The Matylda effect - The Erasure

The Matilda Effect: Celebrating the Hidden Women of Science

While designing my latest collection, I found myself drawn to a story that extends far beyond fashion — a story about recognition, resilience, and the women who shaped history yet were often written out of it. This story is known as the Matilda Effect.

The term was coined by historian Margaret W. Rossiter to describe the bias that has caused women scientists to have their discoveries overlooked or credited to their male colleagues. It’s named after Matilda Joslyn Gage, a 19th-century suffragist who first pointed out how women’s achievements were consistently erased. The Matilda Effect reminds us how easily brilliance can be silenced when it doesn’t fit the expected narrative.
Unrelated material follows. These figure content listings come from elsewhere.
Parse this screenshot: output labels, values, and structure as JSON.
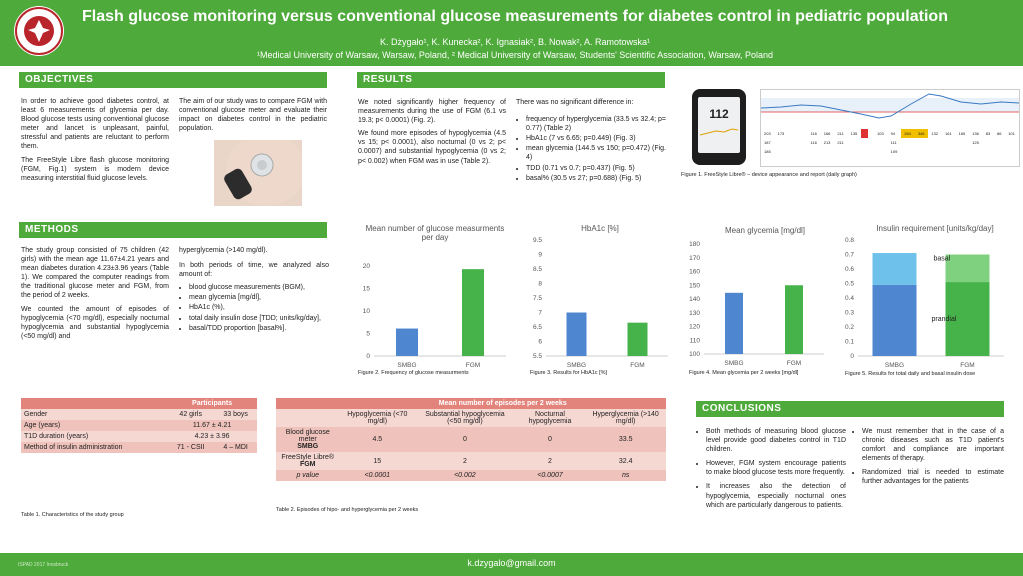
{
  "header": {
    "title": "Flash glucose monitoring versus conventional glucose measurements for diabetes control in pediatric population",
    "authors": "K. Dżygało¹, K. Kunecka², K. Ignasiak², B. Nowak², A. Ramotowska¹",
    "affiliations": "¹Medical University of Warsaw, Warsaw, Poland, ² Medical University of Warsaw, Students' Scientific Association, Warsaw, Poland"
  },
  "objectives": {
    "heading": "OBJECTIVES",
    "left": "In order to achieve good diabetes control, at least 6 measurements of glycemia per day. Blood glucose tests using conventional glucose meter and lancet is unpleasant, painful, stressful and patients are reluctant to perform them.",
    "left2": "The FreeStyle Libre flash glucose monitoring (FGM, Fig.1) system is modern device measuring interstitial fluid glucose levels.",
    "right": "The aim of our study was to compare FGM with conventional glucose meter and evaluate their impact on diabetes control in the pediatric population."
  },
  "results": {
    "heading": "RESULTS",
    "p1": "We noted significantly higher frequency of measurements during the use of FGM (6.1 vs 19.3; p< 0.0001) (Fig. 2).",
    "p2": "We found more episodes of hypoglycemia (4.5 vs 15; p< 0.0001), also nocturnal (0 vs 2; p< 0.0007) and substantial hypoglycemia (0 vs 2; p< 0.002) when FGM was in use (Table 2).",
    "nodiff": "There was no significant difference in:",
    "items": [
      "frequency of hyperglycemia (33.5 vs 32.4; p= 0.77) (Table 2)",
      "HbA1c (7 vs 6.65; p=0.449) (Fig. 3)",
      "mean glycemia (144.5 vs 150; p=0.472) (Fig. 4)",
      "TDD (0.71 vs 0.7; p=0.437) (Fig. 5)",
      "basal% (30.5 vs 27; p=0.688) (Fig. 5)"
    ]
  },
  "fig1": {
    "caption": "Figure 1. FreeStyle Libre® – device appearance and report (daily graph)",
    "reading": "112",
    "report_rows": [
      [
        "203",
        "173",
        "",
        "",
        "",
        "116",
        "166",
        "211",
        "135",
        "",
        "",
        "103",
        "94",
        "264",
        "346",
        "132",
        "161",
        "165",
        "136",
        "83",
        "86",
        "101"
      ],
      [
        "187",
        "",
        "",
        "",
        "",
        "116",
        "213",
        "211",
        "",
        "",
        "",
        "",
        "111",
        "",
        "",
        "",
        "",
        "",
        "125",
        "",
        "",
        ""
      ],
      [
        "185",
        "",
        "",
        "",
        "",
        "",
        "",
        "",
        "",
        "",
        "",
        "",
        "109",
        "",
        "",
        "",
        "",
        "",
        "",
        "",
        "",
        ""
      ]
    ]
  },
  "methods": {
    "heading": "METHODS",
    "p1": "The study group consisted of 75 children (42 girls) with the mean age 11.67±4.21 years and mean diabetes duration 4.23±3.96 years (Table 1). We compared the computer readings from the traditional glucose meter and FGM, from the period of 2 weeks.",
    "p2": "We counted the amount of episodes of hypoglycemia (<70 mg/dl), especially nocturnal hypoglycemia and substantial hypoglycemia (<50 mg/dl) and",
    "p3": "hyperglycemia (>140 mg/dl).",
    "p4": "In both periods of time, we analyzed also amount of:",
    "items": [
      "blood glucose measurements (BGM),",
      "mean glycemia [mg/dl],",
      "HbA1c (%),",
      "total daily insulin dose [TDD; units/kg/day],",
      "basal/TDD proportion [basal%]."
    ]
  },
  "chart_data": [
    {
      "type": "bar",
      "title": "Mean number of glucose measurments per day",
      "categories": [
        "SMBG",
        "FGM"
      ],
      "values": [
        6.1,
        19.3
      ],
      "ylim": [
        0,
        20
      ],
      "ticks": [
        "0",
        "5",
        "10",
        "15",
        "20"
      ],
      "caption": "Figure 2. Frequency of glucose measurments"
    },
    {
      "type": "bar",
      "title": "HbA1c [%]",
      "categories": [
        "SMBG",
        "FGM"
      ],
      "values": [
        7,
        6.65
      ],
      "ylim": [
        5.5,
        9.5
      ],
      "ticks": [
        "5.5",
        "6",
        "6.5",
        "7",
        "7.5",
        "8",
        "8.5",
        "9",
        "9.5"
      ],
      "caption": "Figure 3. Results for HbA1c [%]"
    },
    {
      "type": "bar",
      "title": "Mean glycemia [mg/dl]",
      "categories": [
        "SMBG",
        "FGM"
      ],
      "values": [
        144.5,
        150
      ],
      "ylim": [
        100,
        180
      ],
      "ticks": [
        "100",
        "110",
        "120",
        "130",
        "140",
        "150",
        "160",
        "170",
        "180"
      ],
      "caption": "Figure 4. Mean glycemia per 2 weeks [mg/dl]"
    },
    {
      "type": "bar",
      "title": "Insulin requirement [units/kg/day]",
      "categories": [
        "SMBG",
        "FGM"
      ],
      "series": [
        {
          "name": "prandial",
          "values": [
            0.49,
            0.51
          ]
        },
        {
          "name": "basal",
          "values": [
            0.22,
            0.19
          ]
        }
      ],
      "ylim": [
        0,
        0.8
      ],
      "ticks": [
        "0",
        "0.1",
        "0.2",
        "0.3",
        "0.4",
        "0.5",
        "0.6",
        "0.7",
        "0.8"
      ],
      "caption": "Figure 5. Results for total daily and basal insulin dose"
    }
  ],
  "table1": {
    "header": "Participants",
    "caption": "Table 1. Characteristics of the study group",
    "rows": [
      [
        "Gender",
        "42 girls",
        "33 boys"
      ],
      [
        "Age (years)",
        "11.67 ± 4.21"
      ],
      [
        "T1D duration (years)",
        "4.23 ± 3.96"
      ],
      [
        "Method of insulin administration",
        "71 - CSII",
        "4 – MDI"
      ]
    ]
  },
  "table2": {
    "header": "Mean number of episodes per 2 weeks",
    "caption": "Table 2. Episodes of hipo- and hyperglycemia per 2 weeks",
    "cols": [
      "Hypoglycemia (<70 mg/dl)",
      "Substantial hypoglycemia (<50 mg/dl)",
      "Nocturnal hypoglycemia",
      "Hyperglycemia (>140 mg/dl)"
    ],
    "rows": [
      {
        "label": "Blood glucose meter",
        "label2": "SMBG",
        "vals": [
          "4.5",
          "0",
          "0",
          "33.5"
        ]
      },
      {
        "label": "FreeStyle Libre® ",
        "label2": "FGM",
        "vals": [
          "15",
          "2",
          "2",
          "32.4"
        ]
      },
      {
        "label": "p value",
        "label2": "",
        "vals": [
          "<0.0001",
          "<0.002",
          "<0.0007",
          "ns"
        ]
      }
    ]
  },
  "conclusions": {
    "heading": "CONCLUSIONS",
    "left": [
      "Both methods of measuring blood glucose level provide good diabetes control in T1D children.",
      "However, FGM system encourage patients to make blood glucose tests more frequently.",
      "It increases also the detection of hypoglycemia, especially nocturnal ones which are particularly dangerous to patients."
    ],
    "right": [
      "We must remember that in the case of a chronic diseases such as T1D patient's comfort and compliance are important elements of therapy.",
      "Randomized trial is needed to estimate further advantages for the patients"
    ]
  },
  "footer": {
    "email": "k.dzygalo@gmail.com",
    "left": "ISPAD 2017 Innsbruck"
  },
  "colors": {
    "green": "#4eaa3a",
    "bar": "#4e86d0",
    "bar2": "#46b34a",
    "table": "#e3847c"
  }
}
One of the women who inspired me most is Dr. Rosalind Franklin — the brilliant chemist and crystallographer whose work was central to discovering the structure of DNA. Her precise X-ray diffraction images, particularly the famous Photo 51, provided the key evidence that revealed DNA’s double helix. Yet, during her lifetime, her contribution went largely unrecognized, overshadowed by the men who built on her research.

What moves me about Franklin’s story is not just the injustice she faced, but her quiet strength and devotion to her work. She didn’t seek fame — she sought truth, clarity, and understanding. There’s a kind of elegance in that persistence, a quiet power that I wanted to capture in fabric form.

In this collection, I’ve tried to reflect the geometry and precision of scientific discovery — structured lines inspired by molecular patterns, subtle textures that evoke lab glass and crystalline forms, and a palette drawn from the photographic tones of early X-ray imagery. But beneath the visual details, it’s the spirit of these women that guides me: their curiosity, their integrity, their refusal to be forgotten.

The Matilda Effect is still with us today, in many fields — creative and scientific alike. Through my work, I want to honor the women whose brilliance was overlooked and to remind us all that visibility is power. Every stitch, every pattern, every design is a small act of recognition — a celebration of the women who changed the world, even when the world wasn’t ready to see them.